Die Einstellung bescherte dem 15-Jährigen ein Preisgeld von knapp 20.000 Euro. Nach einem Patzer in Gewinnstellung gegen den ehemaligen Weltranglistenfünften Jewgeni Barejew (Russland) schied Carlsen zwar im Weltcup-Achtelfinale unnötig in der Verlängerung mit 1,5:2,5 aus. Da aber auch die Plätze neun und zehn zur Qualifikation für den nächsten Weltmeisterschaftszyklus reichten, reisten die Unterlegenen nicht ab. So heftete sich der Knirps weitere große Skalps ans Revers: Hatte Carlsen schon zum Auftakt den ehemaligen Top-Ten-Großmeister Surab Asmaiparaschwili (Georgien) und den Bulgaren Iwan Cheparinow, Sekundant von Weltmeister Wesselin Topalow, ausgeschaltet, zogen nun auch der Franzose Joel Lautier und Wladimir Malachow (Russland) den Kürzeren.
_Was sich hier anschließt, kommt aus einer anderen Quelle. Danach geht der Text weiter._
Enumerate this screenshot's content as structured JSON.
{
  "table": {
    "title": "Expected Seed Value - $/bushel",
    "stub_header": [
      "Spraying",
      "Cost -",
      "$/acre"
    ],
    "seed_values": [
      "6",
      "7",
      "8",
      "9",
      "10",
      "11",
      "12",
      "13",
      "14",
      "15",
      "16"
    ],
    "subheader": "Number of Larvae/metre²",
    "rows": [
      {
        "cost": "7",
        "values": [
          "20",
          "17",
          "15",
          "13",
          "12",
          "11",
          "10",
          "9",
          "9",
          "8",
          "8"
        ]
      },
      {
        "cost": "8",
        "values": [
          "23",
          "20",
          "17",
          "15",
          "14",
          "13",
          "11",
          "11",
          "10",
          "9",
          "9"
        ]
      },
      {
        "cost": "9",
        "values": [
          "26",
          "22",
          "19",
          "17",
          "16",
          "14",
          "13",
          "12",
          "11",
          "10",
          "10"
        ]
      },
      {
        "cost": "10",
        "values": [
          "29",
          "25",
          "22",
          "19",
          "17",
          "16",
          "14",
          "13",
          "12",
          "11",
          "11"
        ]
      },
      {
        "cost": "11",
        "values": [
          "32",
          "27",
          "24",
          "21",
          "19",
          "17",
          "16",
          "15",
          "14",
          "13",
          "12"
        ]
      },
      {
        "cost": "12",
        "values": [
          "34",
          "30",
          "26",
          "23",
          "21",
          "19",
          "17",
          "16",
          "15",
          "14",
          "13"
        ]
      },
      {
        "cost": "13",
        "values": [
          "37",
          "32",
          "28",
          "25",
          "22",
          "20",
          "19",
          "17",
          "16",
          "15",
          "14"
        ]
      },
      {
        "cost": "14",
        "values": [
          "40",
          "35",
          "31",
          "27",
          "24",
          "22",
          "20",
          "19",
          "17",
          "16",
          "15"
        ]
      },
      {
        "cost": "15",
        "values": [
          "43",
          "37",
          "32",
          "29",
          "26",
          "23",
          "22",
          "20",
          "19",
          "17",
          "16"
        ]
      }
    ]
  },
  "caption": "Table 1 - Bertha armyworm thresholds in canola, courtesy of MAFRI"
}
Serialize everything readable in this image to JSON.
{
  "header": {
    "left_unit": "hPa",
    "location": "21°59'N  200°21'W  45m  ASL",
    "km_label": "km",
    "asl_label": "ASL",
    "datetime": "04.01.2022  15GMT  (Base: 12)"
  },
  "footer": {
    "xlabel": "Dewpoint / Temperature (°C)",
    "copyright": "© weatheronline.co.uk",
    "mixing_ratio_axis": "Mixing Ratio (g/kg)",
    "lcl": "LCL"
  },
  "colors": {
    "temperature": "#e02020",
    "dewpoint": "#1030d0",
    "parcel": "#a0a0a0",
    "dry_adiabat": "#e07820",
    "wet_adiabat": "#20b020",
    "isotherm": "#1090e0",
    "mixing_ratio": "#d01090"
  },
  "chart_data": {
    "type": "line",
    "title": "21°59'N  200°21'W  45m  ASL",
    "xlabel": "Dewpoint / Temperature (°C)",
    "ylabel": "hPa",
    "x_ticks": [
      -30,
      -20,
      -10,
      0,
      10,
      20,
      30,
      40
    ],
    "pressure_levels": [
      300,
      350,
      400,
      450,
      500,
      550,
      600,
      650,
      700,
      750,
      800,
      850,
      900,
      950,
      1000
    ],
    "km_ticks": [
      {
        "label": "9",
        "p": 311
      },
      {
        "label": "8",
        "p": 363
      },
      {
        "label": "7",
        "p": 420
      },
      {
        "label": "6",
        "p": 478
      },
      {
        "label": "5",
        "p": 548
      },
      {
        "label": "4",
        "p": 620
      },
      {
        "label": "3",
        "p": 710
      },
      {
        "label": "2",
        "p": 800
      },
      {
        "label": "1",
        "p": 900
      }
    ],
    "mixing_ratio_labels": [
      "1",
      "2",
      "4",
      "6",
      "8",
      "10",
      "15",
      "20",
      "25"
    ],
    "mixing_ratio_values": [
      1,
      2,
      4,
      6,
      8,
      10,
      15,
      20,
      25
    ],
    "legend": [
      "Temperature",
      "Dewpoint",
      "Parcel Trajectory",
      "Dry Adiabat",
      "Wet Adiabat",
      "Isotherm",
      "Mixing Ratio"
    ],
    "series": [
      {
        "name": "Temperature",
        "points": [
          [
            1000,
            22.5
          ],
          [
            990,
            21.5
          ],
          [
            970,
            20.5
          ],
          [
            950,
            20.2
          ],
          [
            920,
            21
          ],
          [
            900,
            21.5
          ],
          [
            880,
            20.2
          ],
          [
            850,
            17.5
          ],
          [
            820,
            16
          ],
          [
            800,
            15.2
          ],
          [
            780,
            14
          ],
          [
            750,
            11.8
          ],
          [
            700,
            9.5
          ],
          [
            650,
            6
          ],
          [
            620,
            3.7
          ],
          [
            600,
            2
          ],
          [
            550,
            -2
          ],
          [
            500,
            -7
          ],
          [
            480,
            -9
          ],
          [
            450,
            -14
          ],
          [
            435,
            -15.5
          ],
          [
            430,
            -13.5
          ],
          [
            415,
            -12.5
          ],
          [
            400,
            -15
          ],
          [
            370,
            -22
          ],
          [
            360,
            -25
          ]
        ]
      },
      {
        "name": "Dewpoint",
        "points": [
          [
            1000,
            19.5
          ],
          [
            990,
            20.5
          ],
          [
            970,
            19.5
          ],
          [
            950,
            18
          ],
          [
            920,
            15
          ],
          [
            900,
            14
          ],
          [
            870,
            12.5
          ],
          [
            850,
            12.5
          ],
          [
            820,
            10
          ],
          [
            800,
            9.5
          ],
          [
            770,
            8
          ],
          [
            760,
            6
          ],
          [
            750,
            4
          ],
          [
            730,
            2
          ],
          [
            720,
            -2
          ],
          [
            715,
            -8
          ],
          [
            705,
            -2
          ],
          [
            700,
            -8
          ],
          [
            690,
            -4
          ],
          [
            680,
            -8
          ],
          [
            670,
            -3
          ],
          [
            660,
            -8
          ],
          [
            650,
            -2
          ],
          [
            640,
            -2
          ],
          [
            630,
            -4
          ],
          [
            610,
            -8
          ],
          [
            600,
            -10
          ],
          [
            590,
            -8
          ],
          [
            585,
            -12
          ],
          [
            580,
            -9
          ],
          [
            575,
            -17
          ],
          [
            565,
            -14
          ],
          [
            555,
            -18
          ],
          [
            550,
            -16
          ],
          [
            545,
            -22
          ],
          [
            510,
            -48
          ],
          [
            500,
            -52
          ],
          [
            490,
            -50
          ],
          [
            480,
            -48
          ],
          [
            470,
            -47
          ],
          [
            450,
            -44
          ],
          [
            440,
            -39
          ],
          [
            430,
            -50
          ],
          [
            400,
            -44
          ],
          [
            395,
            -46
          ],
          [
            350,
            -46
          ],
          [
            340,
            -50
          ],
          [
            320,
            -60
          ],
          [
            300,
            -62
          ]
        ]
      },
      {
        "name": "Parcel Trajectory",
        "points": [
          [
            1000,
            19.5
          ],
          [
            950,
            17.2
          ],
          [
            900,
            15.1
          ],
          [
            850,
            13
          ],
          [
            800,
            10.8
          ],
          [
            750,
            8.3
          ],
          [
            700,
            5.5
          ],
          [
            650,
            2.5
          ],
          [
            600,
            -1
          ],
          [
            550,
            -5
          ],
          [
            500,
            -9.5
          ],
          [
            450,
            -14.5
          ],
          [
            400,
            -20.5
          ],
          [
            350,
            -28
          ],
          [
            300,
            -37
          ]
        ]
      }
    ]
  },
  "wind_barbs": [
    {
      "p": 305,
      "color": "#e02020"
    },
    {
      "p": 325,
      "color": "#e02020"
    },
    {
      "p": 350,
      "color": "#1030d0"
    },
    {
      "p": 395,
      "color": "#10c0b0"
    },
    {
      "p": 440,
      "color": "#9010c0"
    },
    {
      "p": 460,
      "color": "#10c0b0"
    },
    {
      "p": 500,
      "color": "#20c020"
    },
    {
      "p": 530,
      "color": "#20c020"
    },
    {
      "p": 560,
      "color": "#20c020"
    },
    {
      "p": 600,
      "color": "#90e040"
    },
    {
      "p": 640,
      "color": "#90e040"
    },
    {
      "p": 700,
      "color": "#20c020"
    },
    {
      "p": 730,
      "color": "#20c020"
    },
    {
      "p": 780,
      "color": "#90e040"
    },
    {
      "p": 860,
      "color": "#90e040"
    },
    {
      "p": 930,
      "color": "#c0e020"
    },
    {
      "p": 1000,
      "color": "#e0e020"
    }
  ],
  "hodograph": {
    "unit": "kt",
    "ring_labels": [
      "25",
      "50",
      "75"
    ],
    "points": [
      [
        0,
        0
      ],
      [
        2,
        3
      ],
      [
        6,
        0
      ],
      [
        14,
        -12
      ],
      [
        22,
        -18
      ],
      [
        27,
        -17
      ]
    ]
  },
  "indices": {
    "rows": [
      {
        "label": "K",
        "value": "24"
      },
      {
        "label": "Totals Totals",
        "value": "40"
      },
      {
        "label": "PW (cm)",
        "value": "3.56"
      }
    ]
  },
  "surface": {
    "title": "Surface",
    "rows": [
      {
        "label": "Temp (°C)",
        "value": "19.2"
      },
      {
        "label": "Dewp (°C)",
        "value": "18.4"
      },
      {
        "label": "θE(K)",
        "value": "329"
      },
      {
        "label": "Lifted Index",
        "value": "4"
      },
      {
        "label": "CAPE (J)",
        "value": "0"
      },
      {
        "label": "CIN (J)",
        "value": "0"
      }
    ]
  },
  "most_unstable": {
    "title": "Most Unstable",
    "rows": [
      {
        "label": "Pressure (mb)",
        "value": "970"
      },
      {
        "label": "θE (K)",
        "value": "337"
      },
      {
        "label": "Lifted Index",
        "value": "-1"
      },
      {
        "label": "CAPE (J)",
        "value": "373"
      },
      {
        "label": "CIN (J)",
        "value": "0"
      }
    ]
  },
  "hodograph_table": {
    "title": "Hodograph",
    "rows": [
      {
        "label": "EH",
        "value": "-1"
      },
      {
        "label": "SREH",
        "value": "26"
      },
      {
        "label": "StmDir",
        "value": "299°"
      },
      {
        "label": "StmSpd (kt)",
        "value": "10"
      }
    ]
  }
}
Im Weltcup-Finale um 80.000 Dollar für den Sieger schlug der Kreuzberger Bundesligaspieler Levon Aronjan (Armenien) Ex-Weltmeister Ruslan Ponomarjow (Ukraine) nach zwei Remis in der Schnellschach-Verlängerung mit 2:0. Fast mehr als deren Partien interessierten aber viele Fans im Internet wegen der Abwesenheit der Topstars die Platzierungsspiele. Neben Carlsen stand in diesen nämlich auch ein anderes früheres Wunderkind: Gata Kamsky. Der 1989 mit seinem Vater in die USA geflüchtete Tatare war wie Kasparow mit 19 WM-Kandidat. Erst im WM-Finale wurde das Enfant Terrible für dessen schlechten Ruf sein schlagkräftiger Vater Rustam, ein ehemaliger Boxer, sorgte von Anatoli Karpow gestoppt. 1996 trat Kamsky zurück, um nach dem Willen seines Vaters Jura zu studieren. Nach neun Jahren (ein kurzes Intermezzo bei der K.o.-WM 1999 ausgenommen) kehrte Kamsky wieder in die Turnierarena zurück. Sein Eröffnungsrepertoire wirkt zwar noch altbacken, aber die frühere Spielstärke kehrt nach und nach zurück. Durch die Loslösung von seinem dominanten Papa könnte dem 31-Jährigen ebenso wie Carlsen die Zukunft gehören. Im Zweikampf um Platz neun wies er jedenfalls den nicht einmal halb so alten Gegner trotz der Auftakt-Niederlage (siehe Partie) noch mit 3:1 in die Schranken. Bereits vorher waren aber beide als letzte WM-Kandidaten festgestanden.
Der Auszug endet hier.